Objective: To investigate the influence of GPT2(glutamic pyruvate transaminase 2)to biological characteristics of human acute myeloid leukemia cell line HL-60.
Methods: The expression of GPT2 in hematological tumor and AML cell was detected. The lentvirus-mediated of short-hairpin RNA (shRNA) was constricted, and the knock-down efficiency of HL-60 in AML cell after infected by lentvirus-mediated was detected by Western blot and Q-PCR. CCK-8 assay and soft agar colony formation assay were used to detect the effect of GPT2 gene deletion to the cell proliferation potential. Fluorescence activated cell sorting(FACS) was used to analyze the effect of gene deletion to the cell cycle and Caspase 3/7 Activity Assay Kit was used to analyze the effect of GPT2 gene deletion to the cell apoptosis.
Results: GPT2 showed mRNA high expression in AML patients. CCK-8, soft agar assay, and Caspase 3/7 Activity Assay Kit results showed that compared with shCtrl group, the cells in shGPT2-1、shGPT2-2、shGPT2-3 group showed the slowing down on proliferation, decreasing on colony ability, and the apoptosis of the cells was increasing significantly.
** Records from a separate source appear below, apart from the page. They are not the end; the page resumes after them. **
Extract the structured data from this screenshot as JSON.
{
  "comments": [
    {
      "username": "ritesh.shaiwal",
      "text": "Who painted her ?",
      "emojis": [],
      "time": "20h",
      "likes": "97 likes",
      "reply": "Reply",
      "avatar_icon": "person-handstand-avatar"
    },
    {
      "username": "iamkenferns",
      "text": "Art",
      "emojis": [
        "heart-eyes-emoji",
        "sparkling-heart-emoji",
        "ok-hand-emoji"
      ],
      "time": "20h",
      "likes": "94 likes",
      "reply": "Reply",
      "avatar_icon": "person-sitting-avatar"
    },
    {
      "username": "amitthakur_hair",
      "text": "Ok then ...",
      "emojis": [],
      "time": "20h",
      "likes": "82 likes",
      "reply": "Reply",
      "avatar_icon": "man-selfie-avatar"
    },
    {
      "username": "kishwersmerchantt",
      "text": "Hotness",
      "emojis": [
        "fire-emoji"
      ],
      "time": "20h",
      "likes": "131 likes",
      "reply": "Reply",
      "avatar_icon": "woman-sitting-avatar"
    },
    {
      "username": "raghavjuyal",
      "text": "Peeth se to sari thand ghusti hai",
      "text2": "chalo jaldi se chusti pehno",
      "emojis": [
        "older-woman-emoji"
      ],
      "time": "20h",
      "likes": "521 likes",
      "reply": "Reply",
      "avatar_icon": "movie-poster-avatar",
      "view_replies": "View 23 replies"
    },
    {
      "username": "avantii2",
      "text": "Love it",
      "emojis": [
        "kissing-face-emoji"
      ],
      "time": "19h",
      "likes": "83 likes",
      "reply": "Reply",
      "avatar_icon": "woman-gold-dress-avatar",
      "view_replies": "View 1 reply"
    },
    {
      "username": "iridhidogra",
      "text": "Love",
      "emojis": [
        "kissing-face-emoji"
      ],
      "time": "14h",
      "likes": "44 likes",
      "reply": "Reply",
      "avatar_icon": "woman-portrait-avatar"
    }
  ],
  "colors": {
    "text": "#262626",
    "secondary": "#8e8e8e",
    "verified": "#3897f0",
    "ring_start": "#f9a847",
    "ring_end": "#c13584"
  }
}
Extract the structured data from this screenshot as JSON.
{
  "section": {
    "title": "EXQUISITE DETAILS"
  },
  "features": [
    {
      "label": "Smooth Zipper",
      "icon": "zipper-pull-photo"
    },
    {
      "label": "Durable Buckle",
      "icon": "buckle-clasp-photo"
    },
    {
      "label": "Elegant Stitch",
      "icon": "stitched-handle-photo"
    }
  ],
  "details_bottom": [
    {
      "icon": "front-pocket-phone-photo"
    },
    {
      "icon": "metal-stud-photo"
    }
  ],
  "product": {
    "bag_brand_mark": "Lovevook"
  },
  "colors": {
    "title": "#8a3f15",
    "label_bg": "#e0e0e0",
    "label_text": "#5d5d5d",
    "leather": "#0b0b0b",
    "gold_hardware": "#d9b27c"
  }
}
FACS showed that GPT2 gene was related to the cycle of HL-60 cell.
Conclusion: GPT2 appears to involve the proliferation, cycle distribution and apoptosis of AML cell HL-60. The deletion of GPT gene can lead to the inhibitation of cells proliferation and increase apoptosis.
题目: 谷丙转氨酶GPT2对急性髓系白血病细胞HL-60生长特性的影响.
目的: 探讨参与三羧酸(TCA)循环中谷氨酰胺代谢的谷丙转氨酶2(glutamic pyruvate transaminase 2,GPT2)对急性髓系白血病细胞生长、增殖及凋亡的影响.
方法: 数据库挖掘了解不同血液肿瘤以急性白血病细胞中GPT2的表达水平,通过构建目的基因short-hairpin RNA (shRNA)慢病毒,转染急性髓系白血病细胞HL-60后验证目的基因敲减效率。采用CCK-8法检测GPT2基因敲减对细胞增殖的影响; 通过软琼脂集落形成实验检测基因敲减对细胞集落形成能力的影响;FACS(fluorescence activated cell sorting)检测基因敲减对细胞周期的影响;Caspase 3/7检测GPT2基因敲减对凋亡的影响.
结果: GPT2在AML患者中存在mRNA水平高表达。CCK-8检测、软琼脂克隆形成实验以及Caspase 3/7检测结果表明,与shCtrl组比较,shGPT2-1、shGPT2-2、shGPT2-3组细胞增殖减缓,集落形成能力减弱,凋亡细胞数显著增加。细胞周期实验结果表明,GPT2基因与HL-60细胞的周期分布显著相关.
结论: GPT2在人AML细胞HL-60中参与肿瘤细胞的增殖、周期分布以及细胞的凋亡。GPT基因的敲减会导致肿瘤细胞的增殖抑制以及凋亡增加.